Changing kubernetes CIDR live on production

Tristram

2024-11-21

Context: The conflict with Tailscale’s CIDR

kOps-managed clusters use 100.64.0.0/13 as the default Service CIDR and 100.96.0.0/11 as the default Cluster CIDR (PodCIDR), while Tailscale assigns addresses in the 100.64.0.0/10 range, spanning from 100.64.0.0 to 100.127.255.255. This creates an overlap between Tailscale’s subnet and kOps’ default CIDRs.

Tragically we have to, or I should say it was too late to find that we can’t connect an essential service from our kops cluster through tailscale. So we have to migrate both podCIDR and serviceCIDR to other CIDRs.

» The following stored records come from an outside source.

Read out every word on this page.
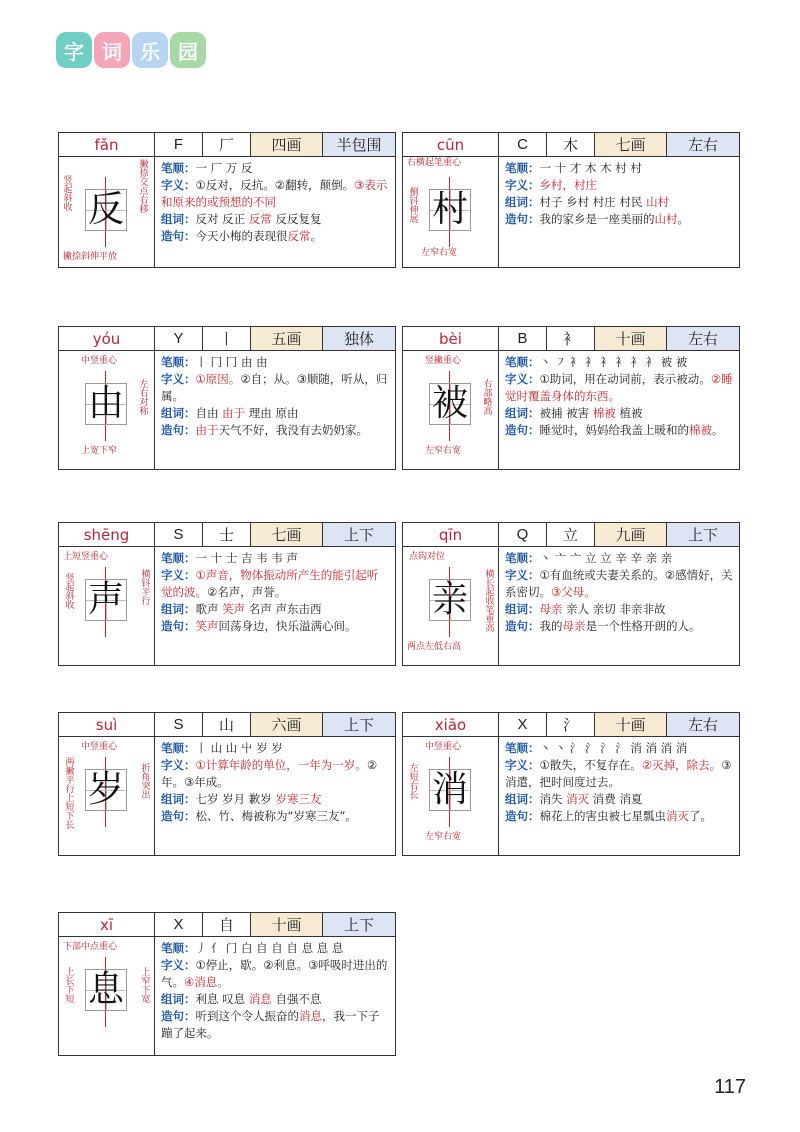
字 词 乐 园
fǎn	F	厂	四画	半包围
反
竖起斜收	撇捺交点右移
撇捺斜伸平放
笔顺：一 厂 万 反
字义：①反对，反抗。②翻转，颠倒。③表示和原来的或预想的不同
组词：反对 反正 反常 反反复复
造句：今天小梅的表现很反常。
cūn	C	木	七画	左右
村
右横起笔重心
捌钭伸展
左窄右宽
笔顺：一 十 才 木 木 村 村
字义：乡村，村庄
组词：村子 乡村 村庄 村民 山村
造句：我的家乡是一座美丽的山村。
yóu	Y	丨	五画	独体
由
中竖重心
左右对称
上宽下窄
笔顺：丨 冂 冂 由 由
字义：①原因。②自；从。③顺随，听从，归属。
组词：自由 由于 理由 原由
造句：由于天气不好，我没有去奶奶家。
bèi	B	衤	十画	左右
被
竖撇重心
右部略高
左窄右宽
笔顺：丶 ㇇ 衤 衤 衤 衤 衤 衤 被 被
字义：①助词，用在动词前，表示被动。②睡觉时覆盖身体的东西。
组词：被捕 被害 棉被 植被
造句：睡觉时，妈妈给我盖上暖和的棉被。
shēng	S	士	七画	上下
声
上短竖重心
竖起斜收	横钭平行
笔顺：一 十 士 吉 韦 韦 声
字义：①声音，物体振动所产生的能引起听觉的波。②名声，声誉。
组词：歌声 笑声 名声 声东击西
造句：笑声回荡身边，快乐溢满心间。
qīn	Q	立	九画	上下
亲
点钩对位
横长起收笔重高
两点左低右高
笔顺：丶 亠 亠 立 立 辛 辛 亲 亲
字义：①有血统或夫妻关系的。②感情好，关系密切。③父母。
组词：母亲 亲人 亲切 非亲非故
造句：我的母亲是一个性格开朗的人。
suì	S	山	六画	上下
岁
中竖重心
两撇平行上短下长	折角突出
笔顺：丨 山 山 屮 岁 岁
字义：①计算年龄的单位，一年为一岁。②年。③年成。
组词：七岁 岁月 歉岁 岁寒三友
造句：松、竹、梅被称为“岁寒三友”。
xiāo	X	氵	十画	左右
消
中竖重心
左短右长
左窄右宽
笔顺：丶 丶 氵 氵 氵 氵 消 消 消 消
字义：①散失，不复存在。②灭掉，除去。③消遣，把时间度过去。
组词：消失 消灭 消费 消夏
造句：棉花上的害虫被七星瓢虫消灭了。
xī	X	自	十画	上下
息
下部中点重心
上长下短	上窄下宽
笔顺：丿 亻 门 白 自 自 自 息 息 息
字义：①停止，歇。②利息。③呼吸时进出的气。④消息。
组词：利息 叹息 消息 自强不息
造句：听到这个令人振奋的消息，我一下子蹦了起来。
117
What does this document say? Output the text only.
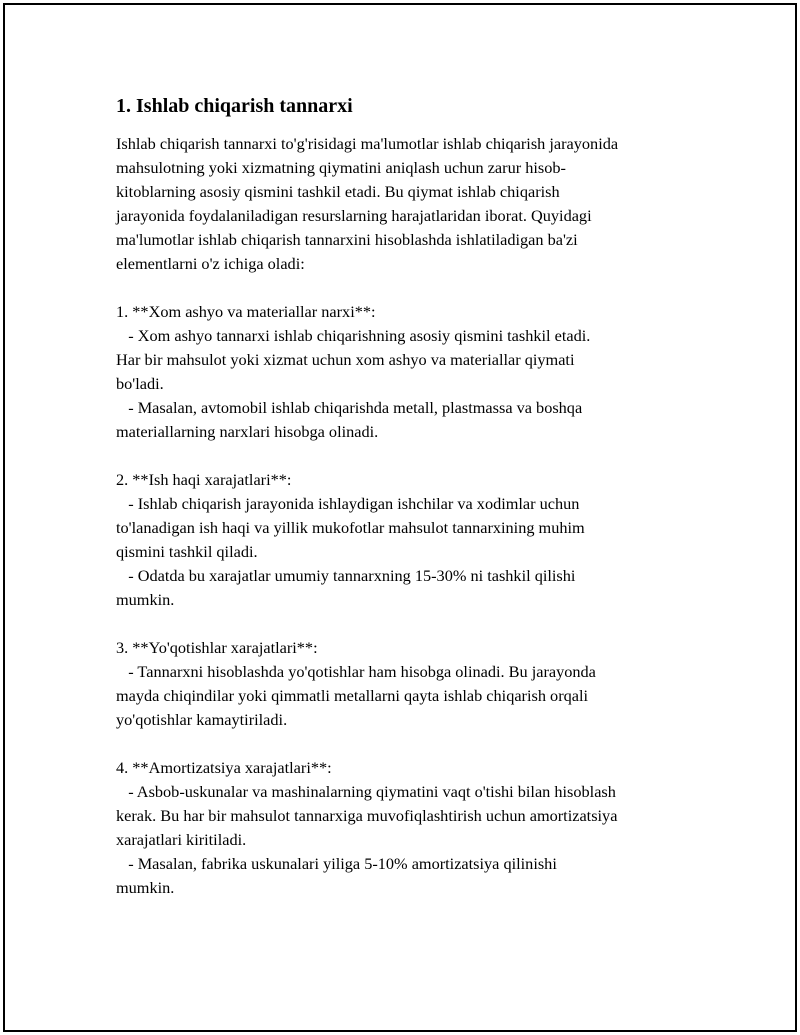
1. Ishlab chiqarish tannarxi

Ishlab chiqarish tannarxi to'g'risidagi ma'lumotlar ishlab chiqarish jarayonida
mahsulotning yoki xizmatning qiymatini aniqlash uchun zarur hisob-
kitoblarning asosiy qismini tashkil etadi. Bu qiymat ishlab chiqarish
jarayonida foydalaniladigan resurslarning harajatlaridan iborat. Quyidagi
ma'lumotlar ishlab chiqarish tannarxini hisoblashda ishlatiladigan ba'zi
elementlarni o'z ichiga oladi:

1. **Xom ashyo va materiallar narxi**:
- Xom ashyo tannarxi ishlab chiqarishning asosiy qismini tashkil etadi.
Har bir mahsulot yoki xizmat uchun xom ashyo va materiallar qiymati
bo'ladi.
- Masalan, avtomobil ishlab chiqarishda metall, plastmassa va boshqa
materiallarning narxlari hisobga olinadi.

2. **Ish haqi xarajatlari**:
- Ishlab chiqarish jarayonida ishlaydigan ishchilar va xodimlar uchun
to'lanadigan ish haqi va yillik mukofotlar mahsulot tannarxining muhim
qismini tashkil qiladi.
- Odatda bu xarajatlar umumiy tannarxning 15-30% ni tashkil qilishi
mumkin.

3. **Yo'qotishlar xarajatlari**:
- Tannarxni hisoblashda yo'qotishlar ham hisobga olinadi. Bu jarayonda
mayda chiqindilar yoki qimmatli metallarni qayta ishlab chiqarish orqali
yo'qotishlar kamaytiriladi.

4. **Amortizatsiya xarajatlari**:
- Asbob-uskunalar va mashinalarning qiymatini vaqt o'tishi bilan hisoblash
kerak. Bu har bir mahsulot tannarxiga muvofiqlashtirish uchun amortizatsiya
xarajatlari kiritiladi.
- Masalan, fabrika uskunalari yiliga 5-10% amortizatsiya qilinishi
mumkin.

Well to look at it optimisticly, the benefits also includes easier connectivity to our other Tailscale services, the ability to expose more internal Kubernetes services like the observability stack, and improved Kubernetes access control by eliminating the need for bastion hosts.

Concepts

Service IP

It’s a Virtual IP allocated by kube-apiserver. kube-proxy on each nodes (if using kube-proxy) then defined iptable rules for this virtual IP.
Some well-known service IPs:
kube-apiserver: kubernetes.default.svc.cluster.local ( x.x.0.1)
kube-dns: kube-dns.kube-system.svc.cluster.local (x.x.0.10)

Example: a set of rules from service foo-bar (172.24.121.68) redirected to pods (172.18.244.100/172.18.249.115)

-A KUBE-SERVICES -d 172.24.121.68/32 -p tcp -m comment --comment "example-ns/foo-bar:app cluster IP" -m tcp --dport 4000 -j KUBE-SVC-WWWWWWWWWW

-A KUBE-SVC-WWWWWWWWWW ! -s 172.16.0.0/13 -d 172.24.121.68/32 -p tcp -m comment --comment "example-ns/foo-bar:app cluster IP" -m tcp --dport 4000 -j KUBE-MARK-MASQ

-A KUBE-SVC-WWWWWWWWWW -m comment --comment "example-ns/foo-bar:app -> 172.18.244.100:4000" -m statistic --mode random --probability 0.50000000000 -j KUBE-SEP-XXXXXXXXX

-A KUBE-SVC-WWWWWWWWWW -m comment --comment "example-ns/foo-bar:app -> 172.18.249.115:4000" -j KUBE-SEP-YYYYYYYYY

Pod IP

An actual IP of a network interface attached to a pod, assigned by IPAM (IP address management) component. It’s implemented by CNI to overcome inter-node communication by routing/tunneling/……anything without NAT.

Change serviceCIDR

What we want to achieve is changing the Service CIDR without affecting the ingress-nginx service. So some services will keep the old IP. The feature Extend Service IP Ranges will be used to achieve this.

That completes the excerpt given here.